Clasificación en siicsalud
Artículos originales> Expertos del Mundo>
página www.siicsalud.com/des/expertos.php/147814

Especialidades
Principal: NeumonologíaSalud Mental
Relacionadas: KinesiologíaMedicina InternaToxicología

Enviar correspondencia a:
Isabella Martins de Albuquerque, 97105-900, Santa Maria, Brasil

QUALITY OF LIFE ASSESSMENT AND ASSOCIATION WITH DEPRESSION LEVELS AND ANXIETY IN SURVIVORS OF TOXIC SMOKE INHALATION

Abstract
Abstract: Introduction: The impact on physical and mental health of disaster on disaster survivors can have far-reaching consequences, which may directly affect the quality of life.

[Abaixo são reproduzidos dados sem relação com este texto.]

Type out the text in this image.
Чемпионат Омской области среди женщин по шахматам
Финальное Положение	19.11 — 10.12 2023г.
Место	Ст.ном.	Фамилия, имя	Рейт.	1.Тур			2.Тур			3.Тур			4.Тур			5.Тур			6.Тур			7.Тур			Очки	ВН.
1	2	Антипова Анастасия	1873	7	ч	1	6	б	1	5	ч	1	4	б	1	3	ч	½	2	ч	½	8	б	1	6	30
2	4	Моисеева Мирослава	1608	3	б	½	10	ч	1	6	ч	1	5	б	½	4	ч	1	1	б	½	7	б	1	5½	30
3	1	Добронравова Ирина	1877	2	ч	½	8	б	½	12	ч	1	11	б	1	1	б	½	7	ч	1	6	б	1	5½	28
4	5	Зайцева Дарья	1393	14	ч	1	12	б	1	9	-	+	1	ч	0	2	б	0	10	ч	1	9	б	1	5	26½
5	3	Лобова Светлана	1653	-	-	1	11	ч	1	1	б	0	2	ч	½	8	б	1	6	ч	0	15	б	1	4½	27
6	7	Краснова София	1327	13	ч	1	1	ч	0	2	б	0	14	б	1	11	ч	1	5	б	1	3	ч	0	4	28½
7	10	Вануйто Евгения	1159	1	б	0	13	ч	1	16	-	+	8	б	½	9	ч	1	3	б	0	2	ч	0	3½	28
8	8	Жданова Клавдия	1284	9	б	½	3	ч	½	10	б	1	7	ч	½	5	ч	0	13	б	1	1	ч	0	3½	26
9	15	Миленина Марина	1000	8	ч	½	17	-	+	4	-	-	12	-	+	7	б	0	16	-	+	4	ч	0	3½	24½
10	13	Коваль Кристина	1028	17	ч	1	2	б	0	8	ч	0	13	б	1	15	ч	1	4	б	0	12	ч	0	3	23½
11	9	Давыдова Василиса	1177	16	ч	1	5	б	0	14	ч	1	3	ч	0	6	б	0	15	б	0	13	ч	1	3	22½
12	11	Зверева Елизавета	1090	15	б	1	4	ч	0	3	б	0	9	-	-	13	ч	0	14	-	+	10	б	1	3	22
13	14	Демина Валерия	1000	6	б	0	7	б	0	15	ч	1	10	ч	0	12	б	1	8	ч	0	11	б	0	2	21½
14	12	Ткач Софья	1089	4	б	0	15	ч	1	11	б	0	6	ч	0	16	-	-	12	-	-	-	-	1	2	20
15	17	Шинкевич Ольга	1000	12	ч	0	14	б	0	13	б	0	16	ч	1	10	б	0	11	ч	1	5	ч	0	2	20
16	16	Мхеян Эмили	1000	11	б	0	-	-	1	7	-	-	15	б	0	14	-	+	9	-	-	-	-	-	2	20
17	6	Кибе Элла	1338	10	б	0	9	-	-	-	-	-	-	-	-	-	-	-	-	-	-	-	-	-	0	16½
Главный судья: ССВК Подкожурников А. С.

Objective: To evaluate the quality of life of survivors of the Kiss Nightclub fire in Santa Maria, Rio Grande do Sul, Brazil, and to analyze its association with depression and anxiety levels. Methods: An across-sectional study was conducted on 63 survivors who were assisted by the Integrated Care Center for Accident Victims at the HUSM. The assessment instruments were the 12-Item Short-Form Health Survey (SF-12), Beck Depression Inventory, and the State-Trait Anxiety Inventory. Results: A decrease was observed in the quality of life, especially in the mental component, in 54% of the individuals. Moderate levels of an anxiety-trait were found in 46% and of an anxiety-state in 58.7%, in addition to depressive symptoms in 33.33% of the sample. Low quality of mental life was strongly associated with an anxiety-trait (r = -0.764; p = 0.000), anxiety-state (r = -0.707; p = 0.000), and depressive symptoms (r = -0.797; p = 0.000). Conclusion: The sample studied presented a decreased quality of life in the mental aspect and moderate levels of anxiety and depression, which were strongly associated with their quality of life.


Key words
quality of life, smoke inhalation injury, anxiety, depression, man-made disasters

AVALIAÇÃO DA QUALIDADE DE VIDA E ASSOCIAÇÃO COM NÍVEIS DE DEPRESSÃO E ANSIEDADE EM INDIVÍDUOS QUE INALARAM FUMAÇA TÓXICA

(especial para SIIC © Derechos reservados)

Artículo completo
Introdução

O desastre ocorrido na Boate Kiss, na cidade de Santa Maria, RS, Brasil, na madrugada do dia 27 de janeiro de 2013, vitimou 242 jovens e adultos, sendo a maioria dos óbitos causados por asfixia metabólica pela inalação de fumaça tóxica.1,2 As características do incêndio na Boate Kiss foram semelhantes as do incêndio na discoteca República Cromañon, na Argentina, em 2004, com 194 vítimas fatais e aproximadamente 1432 feridos.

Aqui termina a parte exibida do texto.